This collection of fiction and nonfiction pieces is peopled by women who live or come from Mindanao, that “faraway” place in the Philippine South known for its political wars and religious strife. But this book is not about that. It is about a warehouse, fermented fish, water pipes, bougainvilleas, houses with stairs to nowhere, dogs, a hamburger, and a stolen kiss or two all told by a child, a teenager, a teacher turned OFW, a sixty-year-old woman in love, a daughter, a niece, an aunt. These stories are about those middle spaces where there will always be more than one thing, all at once: logic and love, truth and imagination, tradition and transitions, presence and loss, madness and choices, grief and life.
Maria Elena L. Paulma was born in Butuan City, and spent her summer vacations at her grandparents’ farm in Tiniwisan across the Agusan River, or in Cebu City, an overnight ferry ride away. She earned her degrees in creative writing and comparative literature at the University of the Philippines. She teaches when she’s not writing or traveling.

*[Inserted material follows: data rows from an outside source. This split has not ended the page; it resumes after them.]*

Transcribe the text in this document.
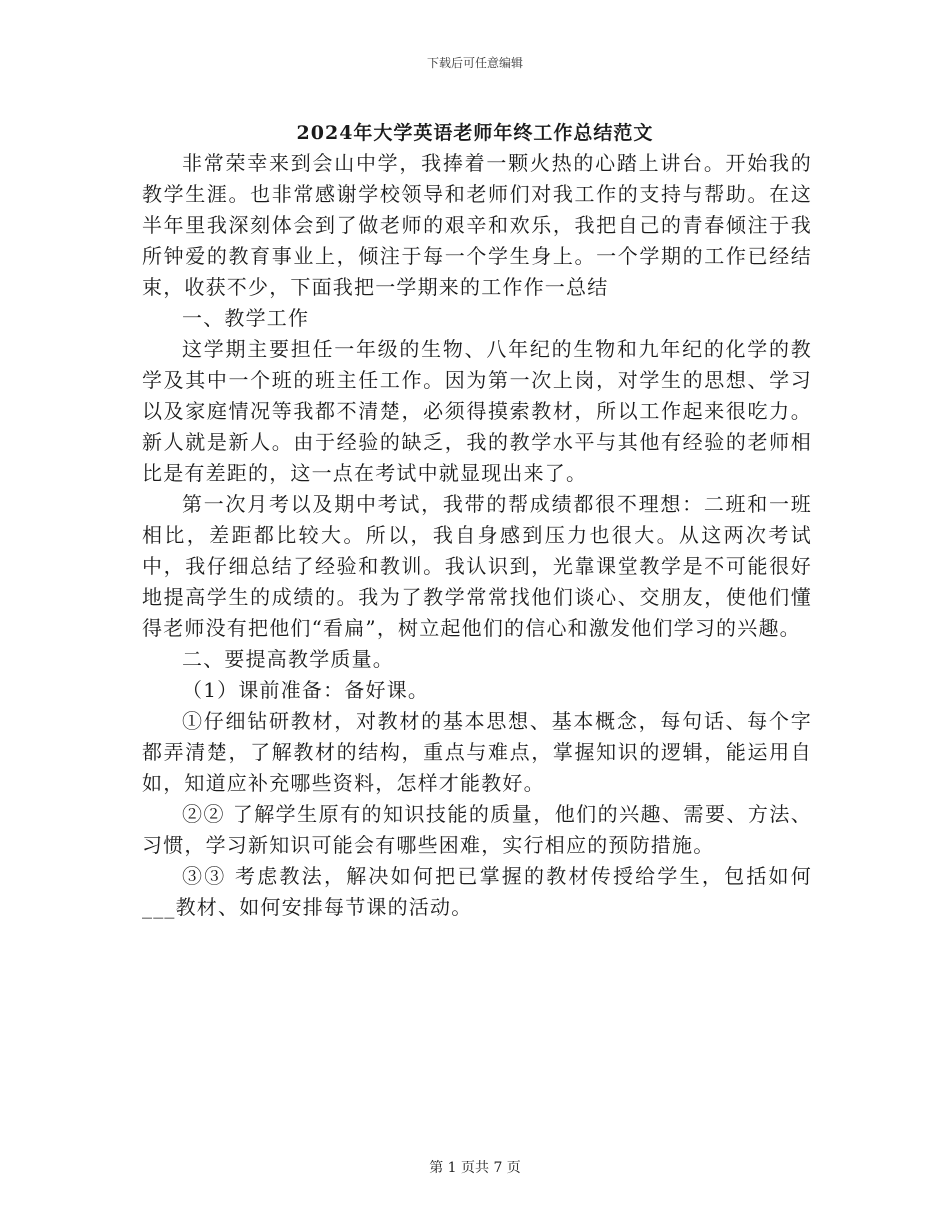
下载后可任意编辑
2024年大学英语老师年终工作总结范文

非常荣幸来到会山中学，我捧着一颗火热的心踏上讲台。开始我的教学生涯。也非常感谢学校领导和老师们对我工作的支持与帮助。在这半年里我深刻体会到了做老师的艰辛和欢乐，我把自己的青春倾注于我所钟爱的教育事业上，倾注于每一个学生身上。一个学期的工作已经结束，收获不少，下面我把一学期来的工作作一总结

一、教学工作

这学期主要担任一年级的生物、八年纪的生物和九年纪的化学的教学及其中一个班的班主任工作。因为第一次上岗，对学生的思想、学习以及家庭情况等我都不清楚，必须得摸索教材，所以工作起来很吃力。新人就是新人。由于经验的缺乏，我的教学水平与其他有经验的老师相比是有差距的，这一点在考试中就显现出来了。

第一次月考以及期中考试，我带的帮成绩都很不理想：二班和一班相比，差距都比较大。所以，我自身感到压力也很大。从这两次考试中，我仔细总结了经验和教训。我认识到，光靠课堂教学是不可能很好地提高学生的成绩的。我为了教学常常找他们谈心、交朋友，使他们懂得老师没有把他们“看扁”，树立起他们的信心和激发他们学习的兴趣。

二、要提高教学质量。

（1）课前准备：备好课。

①仔细钻研教材，对教材的基本思想、基本概念，每句话、每个字都弄清楚，了解教材的结构，重点与难点，掌握知识的逻辑，能运用自如，知道应补充哪些资料，怎样才能教好。

②② 了解学生原有的知识技能的质量，他们的兴趣、需要、方法、习惯，学习新知识可能会有哪些困难，实行相应的预防措施。

③③ 考虑教法，解决如何把已掌握的教材传授给学生，包括如何___教材、如何安排每节课的活动。

第 1 页共 7 页
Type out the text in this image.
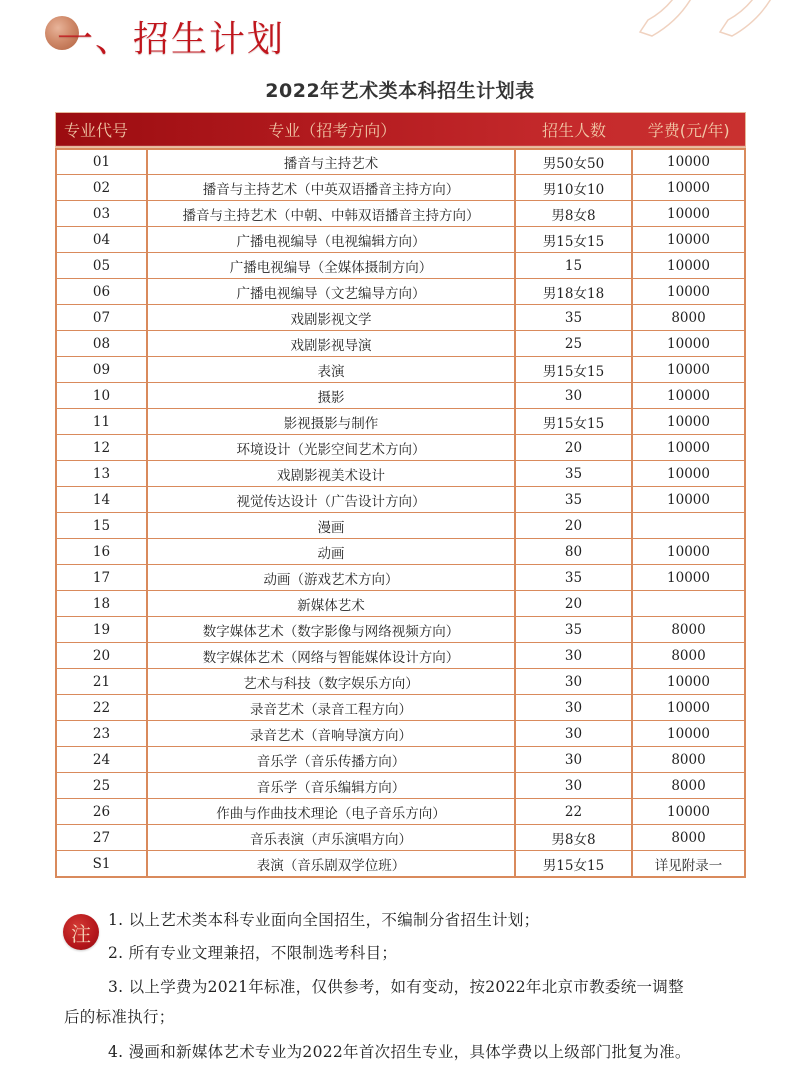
一、招生计划
2022年艺术类本科招生计划表
专业代号	专业（招考方向）	招生人数	学费(元/年)
01	播音与主持艺术	男50女50	10000
02	播音与主持艺术（中英双语播音主持方向）	男10女10	10000
03	播音与主持艺术（中朝、中韩双语播音主持方向）	男8女8	10000
04	广播电视编导（电视编辑方向）	男15女15	10000
05	广播电视编导（全媒体摄制方向）	15	10000
06	广播电视编导（文艺编导方向）	男18女18	10000
07	戏剧影视文学	35	8000
08	戏剧影视导演	25	10000
09	表演	男15女15	10000
10	摄影	30	10000
11	影视摄影与制作	男15女15	10000
12	环境设计（光影空间艺术方向）	20	10000
13	戏剧影视美术设计	35	10000
14	视觉传达设计（广告设计方向）	35	10000
15	漫画	20
16	动画	80	10000
17	动画（游戏艺术方向）	35	10000
18	新媒体艺术	20
19	数字媒体艺术（数字影像与网络视频方向）	35	8000
20	数字媒体艺术（网络与智能媒体设计方向）	30	8000
21	艺术与科技（数字娱乐方向）	30	10000
22	录音艺术（录音工程方向）	30	10000
23	录音艺术（音响导演方向）	30	10000
24	音乐学（音乐传播方向）	30	8000
25	音乐学（音乐编辑方向）	30	8000
26	作曲与作曲技术理论（电子音乐方向）	22	10000
27	音乐表演（声乐演唱方向）	男8女8	8000
S1	表演（音乐剧双学位班）	男15女15	详见附录一
注
1. 以上艺术类本科专业面向全国招生，不编制分省招生计划；
2. 所有专业文理兼招，不限制选考科目；
3. 以上学费为2021年标准，仅供参考，如有变动，按2022年北京市教委统一调整
后的标准执行；
4. 漫画和新媒体艺术专业为2022年首次招生专业，具体学费以上级部门批复为准。
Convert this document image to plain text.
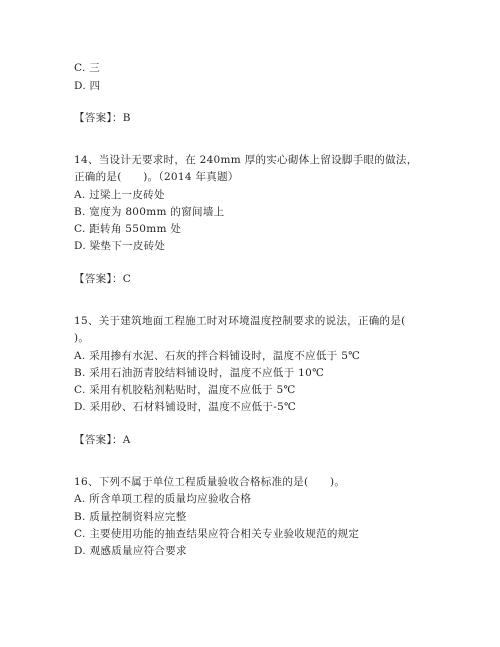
C. 三
D. 四
【答案】：B
14、当设计无要求时，在 240mm 厚的实心砌体上留设脚手眼的做法，
正确的是(　　)。（2014 年真题）
A. 过梁上一皮砖处
B. 宽度为 800mm 的窗间墙上
C. 距转角 550mm 处
D. 梁垫下一皮砖处
【答案】：C
15、关于建筑地面工程施工时对环境温度控制要求的说法，正确的是(
)。
A. 采用掺有水泥、石灰的拌合料铺设时，温度不应低于 5℃
B. 采用石油沥青胶结料铺设时，温度不应低于 10℃
C. 采用有机胶粘剂粘贴时，温度不应低于 5℃
D. 采用砂、石材料铺设时，温度不应低于-5℃
【答案】：A
16、下列不属于单位工程质量验收合格标准的是(　　)。
A. 所含单项工程的质量均应验收合格
B. 质量控制资料应完整
C. 主要使用功能的抽查结果应符合相关专业验收规范的规定
D. 观感质量应符合要求
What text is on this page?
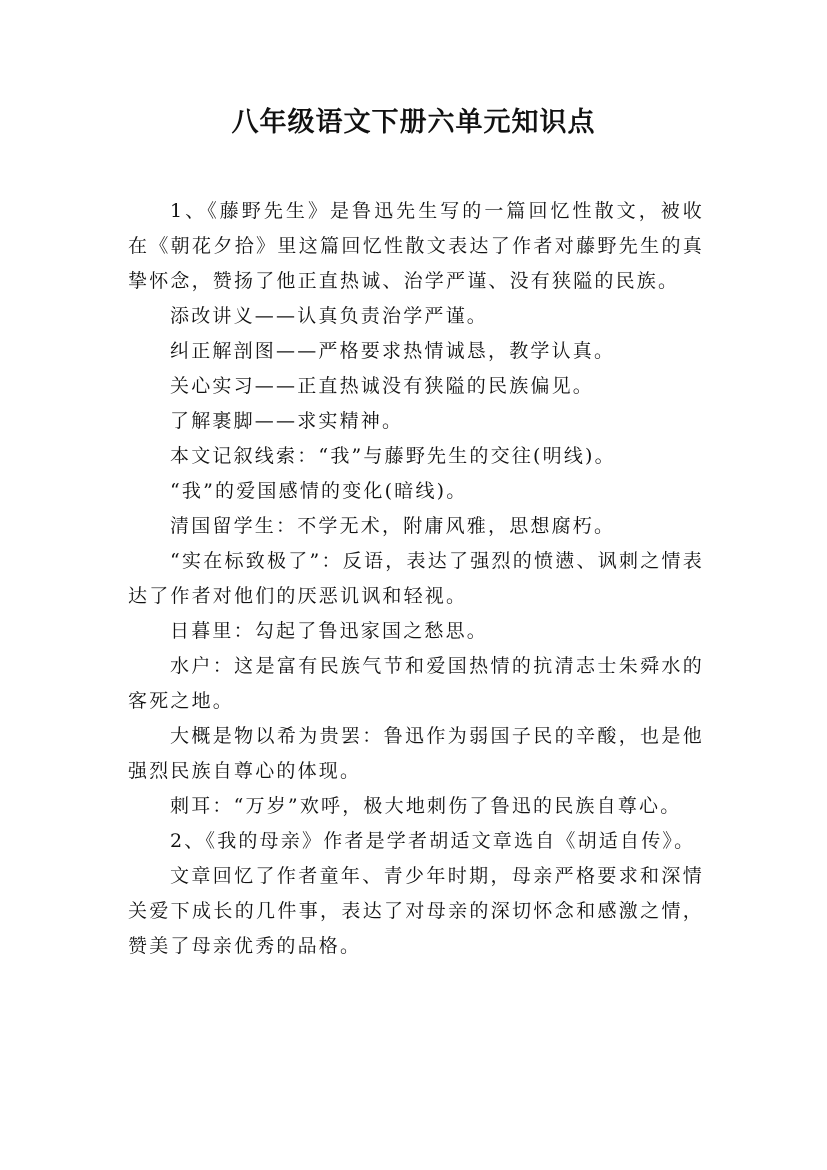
八年级语文下册六单元知识点

1、《藤野先生》是鲁迅先生写的一篇回忆性散文，被收在《朝花夕拾》里这篇回忆性散文表达了作者对藤野先生的真挚怀念，赞扬了他正直热诚、治学严谨、没有狭隘的民族。

添改讲义——认真负责治学严谨。

纠正解剖图——严格要求热情诚恳，教学认真。

关心实习——正直热诚没有狭隘的民族偏见。

了解裹脚——求实精神。

本文记叙线索：“我”与藤野先生的交往(明线)。

“我”的爱国感情的变化(暗线)。

清国留学生：不学无术，附庸风雅，思想腐朽。

“实在标致极了”：反语，表达了强烈的愤懑、讽刺之情表达了作者对他们的厌恶讥讽和轻视。

日暮里：勾起了鲁迅家国之愁思。

水户：这是富有民族气节和爱国热情的抗清志士朱舜水的客死之地。

大概是物以希为贵罢：鲁迅作为弱国子民的辛酸，也是他强烈民族自尊心的体现。

刺耳：“万岁”欢呼，极大地刺伤了鲁迅的民族自尊心。

2、《我的母亲》作者是学者胡适文章选自《胡适自传》。

文章回忆了作者童年、青少年时期，母亲严格要求和深情关爱下成长的几件事，表达了对母亲的深切怀念和感激之情，赞美了母亲优秀的品格。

4.5☆ It seems like every time I picked this up, it ended with me crying. I'm sure it will stay that way the farther I get from home.
Another reviewer mentioned "Three Kisses", and I will do the same because it left me sobbing in a Popeye's. Love is so real, so back, so soft, so steady.
I read Maria Elena Paulma’s “Three Kisses” in 2010 when the piece was awarded first prize for the fiction category in the Palanca Awards. Being very young, I did not yet fully comprehend the maturity of the piece. I found it cute, yes, but I simply lacked the wisdom gained only through some years of loving and losing and loving. Almost eight years after I first stumbled upon the piece on the Palanca website, I am very happy to have rediscovered the joy of second chances and second readings.
“Three Kisses” is puppy love for old people. Its main characters are senior citizens--a Filipina and a Belgian man-who found each other at sixty years old and decided to get married and spend their remaining days in Belgium. As with all other relationships, there is an end to the honeymoon stage. Theirs was depicted in mechanical routines, clashing personalities, and cultural differences all told in language that shows rather than tells:
“The half light of the early morning filtered through the coral blue curtains which she had chosen for this room, half-drawn across the window to satisfy both her need for it to be pulled back and his desire for it to be fully drawn.”
The passage above shows how the two characters try to live with each other’s differences by reaching a compromise. The whole piece is replete with suggestions on how the couple politely put up with each other. As the story progresses and conflicts arise, the narrator ultimately walks the reader through the rediscovered beauty of familiarity and companionable love.
“Three Kisses” ends the whole collection—and Paulma was right to put it in the finale for it is her strongest piece. Her other stories also explore the pains and joys of the ordinary as experienced in the female perspective. “Where I Write From” is especially noteworthy for its poetic language. “The Bougainvillea” uses the eponymous plant as a central image wherein the neighborhood story revolves. “The House My Mother Built” explores the complexities of a mother-daughter relationship. It also attempts to define “home” by navigating the house that the author’s mother built and the histories behind its odd architecture, crammed interior, and empty rooms.
Stories from the fiction section (“The Bougainvillea,” “Poko,” etc.) somehow share the same tone, atmosphere, and voice as the stories in the creative nonfiction section (“A Bodega Stands on Pili Drive,” “And the Water Flows in Tiniwasan,” etc.); one is somehow indistinguishable from the other, thus challenging the boundaries between fictional and nonfictional truths.
The collection contains a handful of stories that classify as young adult fiction and are reminiscent of Cristina Pantoja Hidalgo’s Catch a Falling Star. This shows Paulma’s range in narrating the female experience--from a young girl in a declamation contest, pining for a mother’s approval (“The Contest”, to an old woman resigning to the toll of old age with a man she married at sixty years old (“Three Kisses”).
Paulma’s stories, either fiction or creative nonfiction, chronicle the shared experience of growing up and conjure a familiar feeling. In a way, reading the stories is like going back home.
i've recently been on the short stories/essays binge provided by the UP Press and UP Law Center and this collection, in particular, resonates more than others simply because i live so close to, and have traversed many times over, the settings such stories are suspended in. the quaint Butuan, hectic Cebu, and every hidden barangay in-between. i've never seen these places depicted so wistfully before, my Bisaya represented much like Sigrid Marianne Gayangos' "Laut: Stories," and all the other knick-knacks of culture spread throughout; those i've grown to appreciate as markers of identity less celebrated in the Philippine popular consciousness. there really is a narrative to conjure about anything. how beautiful it is to finally connect.